Leah Madison is exceptional. She started college at age 16, after all. She sees things that others don’t. She senses things that are invisible to most. Unfortunately, what she sees and senses are … well, unbelievable, to society at large. And these things have murder on the mind.
Leah’s extraordinary gifts are not enough to save her family. Nor are they enough to keep her from being implicated in their deaths, and ultimately driven towards a fateful confrontation that will determine the destiny of the entire human race.
What she sees—what she senses, can even talk to—are “Shadows.”
They live among us, but they are not native. They know all about Leah, and her gifts. They do not wish to kill her—not yet, anyway. Because they need answers, too.
This is the stage upon which AN ABSENCE OF LIGHT, by Meradeth Houston, is set. To give away any more secrets (as the cliché goes) would be a crime. Suffice it to say, O Reader, when you crack back the cover and unveil the first page, you’d better be ready to GO—because you’ve just embarked upon a science fiction-horror novel that hits the pavement like a stolen BMW with back tires squealing, leaving blackened, shadowy tread marks over your unsuspecting brain and heart.
Keeping the “secrets” sacred, however, I will tell you this: You will accompany Leah to a sanctuary, in the form of a gas station, where she will make new friends—and something like family—even as she learns how to battle the evils that ruined her earlier life.
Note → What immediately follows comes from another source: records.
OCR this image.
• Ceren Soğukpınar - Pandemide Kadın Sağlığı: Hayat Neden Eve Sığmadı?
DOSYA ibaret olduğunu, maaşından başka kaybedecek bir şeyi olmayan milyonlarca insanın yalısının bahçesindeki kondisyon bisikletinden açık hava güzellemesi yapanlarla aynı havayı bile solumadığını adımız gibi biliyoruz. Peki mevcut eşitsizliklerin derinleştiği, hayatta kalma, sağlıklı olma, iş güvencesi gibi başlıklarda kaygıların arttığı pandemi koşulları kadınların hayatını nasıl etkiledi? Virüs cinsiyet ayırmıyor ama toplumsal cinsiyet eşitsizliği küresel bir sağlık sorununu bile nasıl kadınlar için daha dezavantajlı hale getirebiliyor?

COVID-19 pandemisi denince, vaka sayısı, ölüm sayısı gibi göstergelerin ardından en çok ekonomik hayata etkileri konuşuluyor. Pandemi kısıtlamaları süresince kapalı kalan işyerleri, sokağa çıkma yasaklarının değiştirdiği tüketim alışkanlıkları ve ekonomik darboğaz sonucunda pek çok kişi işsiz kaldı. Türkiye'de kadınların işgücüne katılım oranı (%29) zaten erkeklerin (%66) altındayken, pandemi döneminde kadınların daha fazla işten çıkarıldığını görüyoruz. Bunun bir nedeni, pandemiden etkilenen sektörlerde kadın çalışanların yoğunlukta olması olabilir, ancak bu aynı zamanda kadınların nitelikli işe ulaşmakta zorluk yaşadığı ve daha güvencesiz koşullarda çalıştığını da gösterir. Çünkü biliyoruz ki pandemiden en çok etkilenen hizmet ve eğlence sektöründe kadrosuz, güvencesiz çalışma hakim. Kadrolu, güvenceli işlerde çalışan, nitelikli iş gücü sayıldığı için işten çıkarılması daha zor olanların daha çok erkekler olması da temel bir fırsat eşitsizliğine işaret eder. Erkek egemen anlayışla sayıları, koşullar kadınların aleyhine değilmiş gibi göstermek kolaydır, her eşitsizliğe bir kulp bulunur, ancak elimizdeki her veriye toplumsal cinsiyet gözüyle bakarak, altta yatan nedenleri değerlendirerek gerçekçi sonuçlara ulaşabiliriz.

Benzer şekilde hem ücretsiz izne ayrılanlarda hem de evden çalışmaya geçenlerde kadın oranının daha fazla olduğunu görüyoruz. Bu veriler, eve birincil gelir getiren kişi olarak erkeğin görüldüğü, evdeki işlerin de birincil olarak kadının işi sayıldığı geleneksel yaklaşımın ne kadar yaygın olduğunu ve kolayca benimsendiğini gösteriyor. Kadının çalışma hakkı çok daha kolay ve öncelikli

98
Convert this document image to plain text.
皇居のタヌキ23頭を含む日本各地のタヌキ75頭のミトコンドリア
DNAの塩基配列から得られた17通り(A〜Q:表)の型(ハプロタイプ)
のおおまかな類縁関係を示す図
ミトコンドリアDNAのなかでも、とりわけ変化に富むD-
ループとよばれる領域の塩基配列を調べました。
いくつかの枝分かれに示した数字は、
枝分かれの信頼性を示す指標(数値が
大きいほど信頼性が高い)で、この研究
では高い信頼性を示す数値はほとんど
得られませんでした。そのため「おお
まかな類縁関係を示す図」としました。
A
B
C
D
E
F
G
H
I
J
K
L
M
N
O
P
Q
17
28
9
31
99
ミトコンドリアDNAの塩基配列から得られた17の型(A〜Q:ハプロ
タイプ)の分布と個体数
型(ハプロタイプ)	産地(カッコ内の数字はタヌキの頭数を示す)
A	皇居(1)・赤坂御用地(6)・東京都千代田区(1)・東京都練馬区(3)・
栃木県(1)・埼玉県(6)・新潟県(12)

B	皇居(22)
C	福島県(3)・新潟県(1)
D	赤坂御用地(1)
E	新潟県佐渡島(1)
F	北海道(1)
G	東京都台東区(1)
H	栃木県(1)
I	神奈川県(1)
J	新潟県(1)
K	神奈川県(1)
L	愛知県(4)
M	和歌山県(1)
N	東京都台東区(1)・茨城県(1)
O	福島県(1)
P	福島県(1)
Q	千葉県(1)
Here, she may even fall in love again, if only for a moment.
And you’ll fall in love with Leah, but not because she is perfect. Far from it, she’s actually moody, often snippy, and at times indecisive. But people confide in her, and she never betrays—even when it might be in her best interests to do so. She tells the truth, at least as she sees it. In a word, she’s decent, and the reader roots for her.
This book is rife with desperate action. Just when you feel like you might get a break from it—after an especially tender scene, for instance, or even following the book’s essential set-piece climax—a new complication arises. Yet, there is a resolution. AN ABSENCE OF LIGHT is a story unto itself, while at the same time leaving the possibility that there may be more of this story for Ms. Houston to tell.
If so, Houston, we don’t have a problem.